華云看到了,于是好心提醒道:“今日學堂之上,你竟敢用戒尺打六郡主。”
“我沒有。”李路下意識反駁,看著華云瞇了眼睛,又放弱了自己的聲音,心虛道:“我只是嚇唬嚇唬她,六郡主年紀小,總有些貪玩,往日里就總愛找借口遲到早退,不愛上學,我若再不對她嚴厲些,只怕不好和城主交代。”
躲在窗外偷聽的華玲沒想到兩人會提到自己,心跳下意識快了幾分,臉頰發燙,終覺幾分心虛不妥,正要轉身離開時,就聽華云道:“她縱有不對,也有城主,再不濟也有我們這些做姐姐的教導,你算什么,不說君臣有別,你如此以下犯上就是不對,還巧舌如簧試圖為自己脫罪,看來真是該好好教訓教訓你,讓你再學學什么是規矩!”
華玲一聽,暗道不好,也顧不得自己現在是在偷聽,屋中兩人還衣不蔽體,自己這么闖進去定是十分尷尬,可是眼下救人才是緊要!

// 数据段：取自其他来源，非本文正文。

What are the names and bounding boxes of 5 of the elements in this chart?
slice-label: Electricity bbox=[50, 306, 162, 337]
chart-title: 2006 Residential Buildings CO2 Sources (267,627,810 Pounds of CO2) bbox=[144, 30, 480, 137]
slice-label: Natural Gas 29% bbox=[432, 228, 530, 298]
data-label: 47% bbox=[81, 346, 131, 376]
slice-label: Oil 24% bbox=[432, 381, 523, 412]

可在她闖進去之前,只見華云不知從那里摸出一把戒尺來,卻與今天李路拿來嚇自己的那一把不同,這把戒尺前頭又大又圓,后面卻小小的,像一尾小魚,周身打磨的圓潤光滑,不見一點毛刺,且木材厚實一看就知不是凡品。
且,若只是用戒尺教訓人,怕也不會出什么事。
華玲輕松了一口氣,腳步也停了下來。
然后就見華云一手從一個罐子里舀出一大塊膏體來,那膏體晶瑩剔透,可一旦觸到人的皮膚,就會被體溫化成了水,一滴一滴落下,濺在李路的身上,迸開出水花,又積聚在深深的腰窩中央,像個小湖。
李路咬著唇微微俯下身子不敢輕易動彈半分,他越發期待而渴求的看著華云,卻見她把那膏體涂在了那把戒尺上,木質的顏色又深又亮,他吞了口口歲,下一瞬,那把戒尺毫無預兆的,就被華云深深的捅進了他的身體里!
“唔!”
華玲的驚呼和李路吃痛的呻吟一起響起,華玲先反應過來,急忙捂著自己的嘴,生怕被屋里的人聽到,緊張的聽著屋里的動靜,卻只聽到屋里李路的吸氣聲,慢慢的,那略帶痛苦的呻吟就變了味,好似欲求不滿的妖精,又似急弦撥弄的琵琶,聲聲切切,撩人心神。